Avrai notato che nel momento in cui ho unito i due cicli ho cambiato il segno di due variabili relative al ciclo del nuovo SW: ti è chiaro perché? L’etichetta della variabile condivisa recita ”Piacere d’uso del SW corrente vs. quello nuovo“ e non è scritta a caso.
Devi immaginare le due grandezze in rapporto fra loro, come in una frazione che abbia al denominatore quella riferita al SW nuovo; una volta fatto questo non ti resta che ripercorrere tutto il girotondo leggendolo con la regola che ormai dovresti conoscere: i segni + e – stanno a indicare che la grandezza alla fine della freccia cresce in maniera rispettivamente diretta o inversa rispetto a quella che si trova all’origine.
Va meglio, adesso? Ottimo, andiamo avanti.
Se è vero che la risorsa contesa è il comfort d’uso, come possiamo aumentare quello del SW nuovo?
Tutte le volte in cui è possibile, cerchiamo di evitare forzature e imposizioni perché quando un leader arriva a dover usare il ruolo (e quindi a dare ordini) per indirizzare il comportamento del gruppo, beh, come leader sta fallendo (i puristi direbbero che si è ridotto a fare il… manager, ma io cerco di essere un po’ più indulgente :) ).
Quindi, ancora una volta, può venirci in aiuto la regola aurea di poco fa, la nostra ispirazione di base: le persone fanno le cose per i loro motivi, non per i nostri.

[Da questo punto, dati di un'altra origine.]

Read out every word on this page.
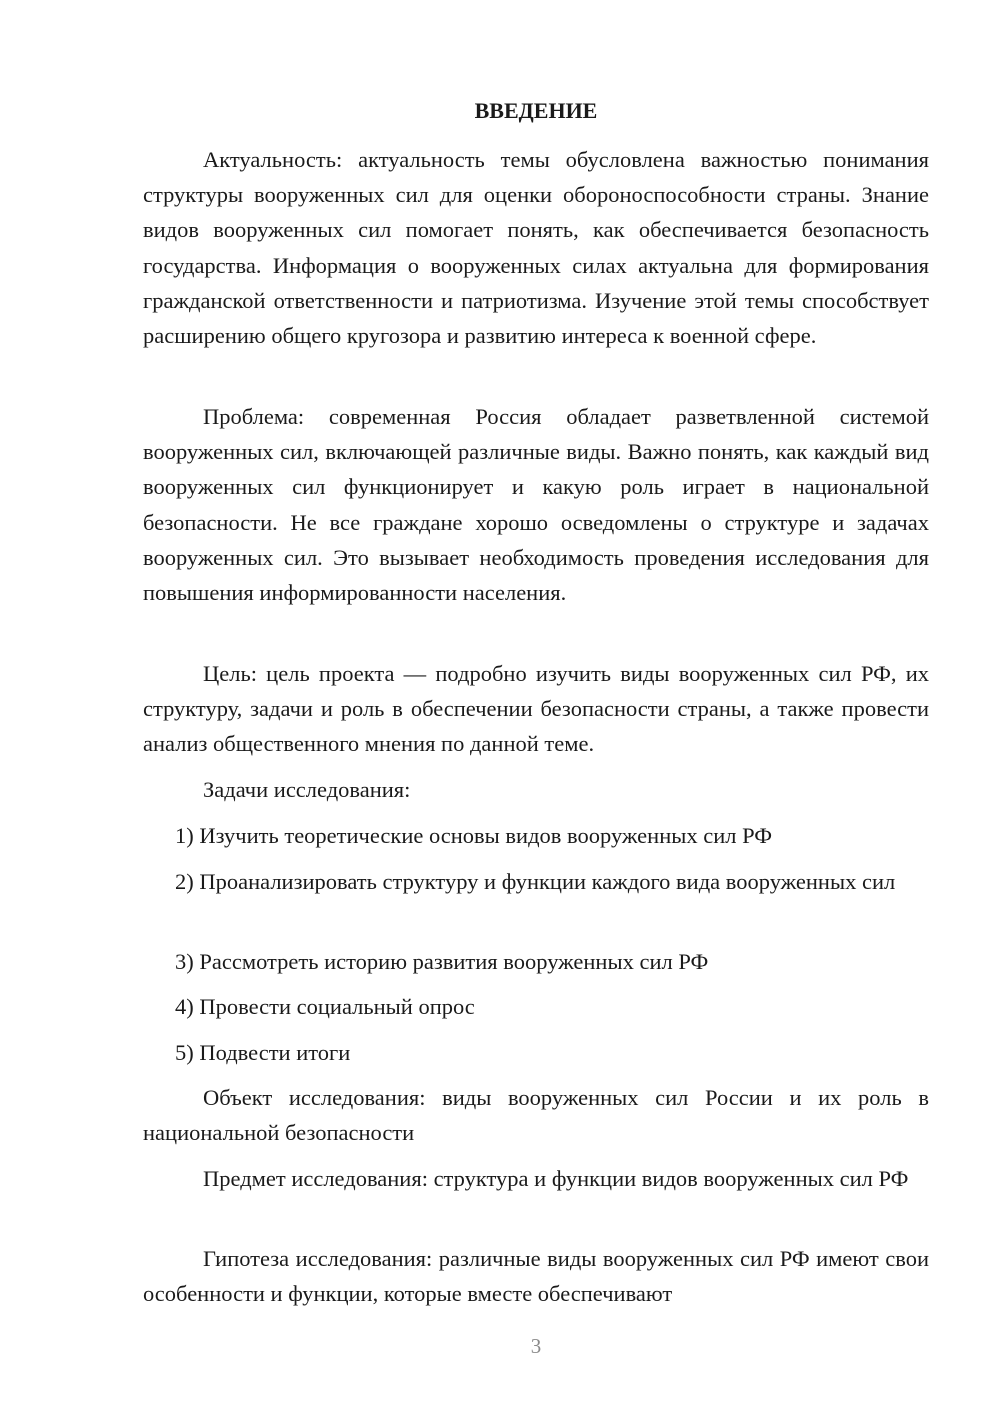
ВВЕДЕНИЕ

Актуальность: актуальность темы обусловлена важностью понимания структуры вооруженных сил для оценки обороноспособности страны. Знание видов вооруженных сил помогает понять, как обеспечивается безопасность государства. Информация о вооруженных силах актуальна для формирования гражданской ответственности и патриотизма. Изучение этой темы способствует расширению общего кругозора и развитию интереса к военной сфере.

Проблема: современная Россия обладает разветвленной системой вооруженных сил, включающей различные виды. Важно понять, как каждый вид вооруженных сил функционирует и какую роль играет в национальной безопасности. Не все граждане хорошо осведомлены о структуре и задачах вооруженных сил. Это вызывает необходимость проведения исследования для повышения информированности населения.

Цель: цель проекта — подробно изучить виды вооруженных сил РФ, их структуру, задачи и роль в обеспечении безопасности страны, а также провести анализ общественного мнения по данной теме.

Задачи исследования:

1) Изучить теоретические основы видов вооруженных сил РФ

2) Проанализировать структуру и функции каждого вида вооруженных сил

3) Рассмотреть историю развития вооруженных сил РФ

4) Провести социальный опрос

5) Подвести итоги

Объект исследования: виды вооруженных сил России и их роль в национальной безопасности

Предмет исследования: структура и функции видов вооруженных сил РФ

Гипотеза исследования: различные виды вооруженных сил РФ имеют свои особенности и функции, которые вместе обеспечивают

3
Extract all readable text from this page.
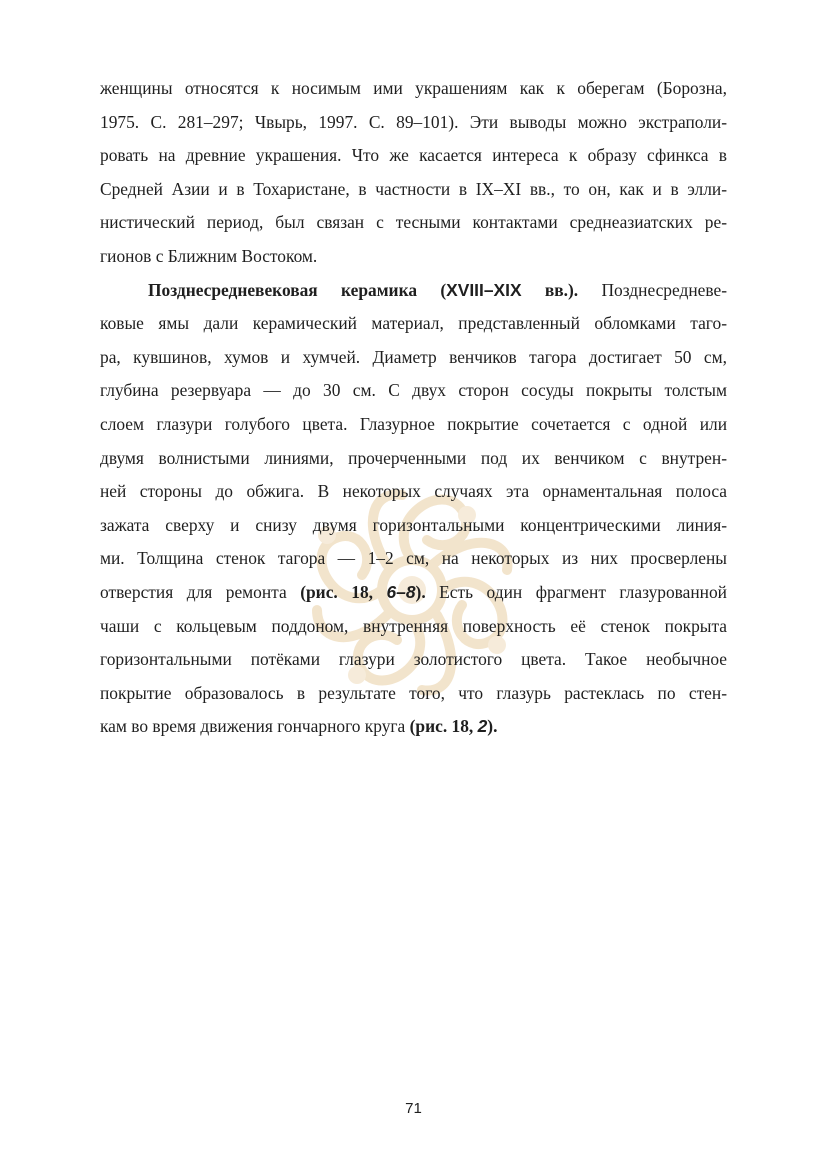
женщины относятся к носимым ими украшениям как к оберегам (Борозна,
1975. С. 281–297; Чвырь, 1997. С. 89–101). Эти выводы можно экстраполи-
ровать на древние украшения. Что же касается интереса к образу сфинкса в
Средней Азии и в Тохаристане, в частности в IX–XI вв., то он, как и в элли-
нистический период, был связан с тесными контактами среднеазиатских ре-
гионов с Ближним Востоком.

Позднесредневековая керамика (XVIII–XIX вв.). Позднесредневе-
ковые ямы дали керамический материал, представленный обломками таго-
ра, кувшинов, хумов и хумчей. Диаметр венчиков тагора достигает 50 см,
глубина резервуара — до 30 см. С двух сторон сосуды покрыты толстым
слоем глазури голубого цвета. Глазурное покрытие сочетается с одной или
двумя волнистыми линиями, прочерченными под их венчиком с внутрен-
ней стороны до обжига. В некоторых случаях эта орнаментальная полоса
зажата сверху и снизу двумя горизонтальными концентрическими линия-
ми. Толщина стенок тагора — 1–2 см, на некоторых из них просверлены
отверстия для ремонта (рис. 18, 6–8). Есть один фрагмент глазурованной
чаши с кольцевым поддоном, внутренняя поверхность её стенок покрыта
горизонтальными потёками глазури золотистого цвета. Такое необычное
покрытие образовалось в результате того, что глазурь растеклась по стен-
кам во время движения гончарного круга (рис. 18, 2).

71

LEADERSHIP E BUONE IDEE NEL SISTEMA
Ciò che occorre, allora, è qualcosa che abbiamo già convenuto e cioè che le persone devono apprezzare in maniera spontanea e naturale il nuovo SW. Come fare perché ciò accada?
Serve che esse ne apprezzino l’utilità, non il comfort!
Il comfort è una condizione soggettiva che si crea in ciascuno con tempi e modi diversi, non possiamo insegnarlo; l’utilità invece, in un flusso di lavoro ben controllato, è risultato di caratteristiche funzionali.
IMPORTANTE – Il comfort del nuovo SW è l’effetto di una causa, non il contrario (dobbiamo stare attenti al più classico degli errori che noi essere umani commettiamo: l’inversione di causa ed effetto). Il comfort si concretizza nella capacità che il SW ha di risolvere problemi e soddisfare esigenze in modo efficiente… e sarà bene che a riguardo il vecchio SW fornisca prestazioni inferiori! D’altro canto deve essere per forza così altrimenti mi dici perché mai l’azienda dovrebbe investirci tempo, risorse e mal di pancia?
Ecco qui allora il nostro obiettivo strategico:
ULTIMO PASSO
Questo schema può essere usato come diagramma di base per i casi simili ma ogni caso ha contenuti diversi: è dall’indagine organizzativa che emergeranno intuizioni e idee su come raggiungere la meta.
Un caso reale fornisce sempre dati molto utili che qui non abbiamo: ciò che qui ci interessa infatti è il processo che ci ha portato a costruire il grafico, non quello che esso contiene.
A ogni modo, visto che ci siamo, vado un po’ di fantasia e provo a fare qualche esempio chiarificatore, qualche idea che si potrebbe applicare a una situazione simile.
– Possono esistere attività o lavorazioni che, seppur residuali rispetto al core aziendale, siano svolte con il vecchio SW in modo inefficiente: queste attività potrebbero essere premiate o incentivate così da indurre all’uso del nuovo SW e aprirlo alle abitudini aziendali.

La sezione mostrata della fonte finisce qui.